Do these account for the air pressure variability common in most thunderstorms?

I think explanation and transcript are pretty complete now. [[Special:Contributions/172.68.51.112|172.68.51.112]] 20:58, 1 August 2018 (UTC)

:There is the additional problem that a flash is no instantaneous, but progresses at a fraction of the speed of light. Who says that radio waves and light at different wavelenghts or xrays have their maximum at the same moment? ;-) --[[Special:Contributions/162.158.91.59|162.158.91.59]] 08:05, 2 August 2018 (UTC)
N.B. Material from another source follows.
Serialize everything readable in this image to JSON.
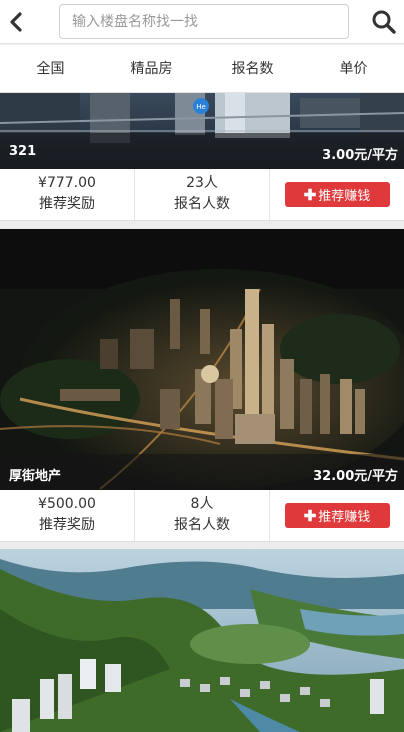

:: I added a few words about the problem that a flash is not instantaneous and removed the 'incomplete' tag. Hope that's OK. [[User:Chrisahn|Chrisahn]] ([[User talk:Chrisahn|talk]]) 19:41, 2 August 2018 (UTC)

Here's a variation of the calculation above that simplifies numeric evaluation:

The {{w|refractive index}} is defined as <math>n=\frac{c}{v}</math>, so <math>v=\frac{c}{n}</math> and thus <math>t=\frac{s}{v}=\frac{s\,n}{c}</math>.

<math>t_1=\frac{s\,n_1}{c}</math>

<math>t_2=\frac{s\,n_2}{c}</math>

Subtract:

<math>t_1-t_2=\Delta t=\frac{s\,n_1}{c}-\frac{s\,n_2}{c}=s\frac{n_1-n_2}{c}=s\frac{\Delta n}{c}</math>

Therefore

<math>s=\Delta t\frac{c}{\Delta n}</math>

and the factor we want to calculate is

<math>\frac{c}{\Delta n}</math>

With the numbers given in the sources in the main text:

<math>n_1=1.000315</math>

<math>n_2=1.000277</math>

<math>\Delta n=n_1-n_2=0.000038</math>

For kilometers: <math>\frac{c}{\Delta n}\approx\frac{300,000\,km/s}{0.000038}\approx7.9\cdot10^9\,km/s</math>

For miles: <math>\frac{c}{\Delta n}\approx\frac{186,000\,mi/s}{0.000038}\approx4.9\cdot10^9\,mi/s</math>

[[User:Chrisahn|Chrisahn]] ([[User talk:Chrisahn|talk]]) 18:28, 2 August 2018 (UTC)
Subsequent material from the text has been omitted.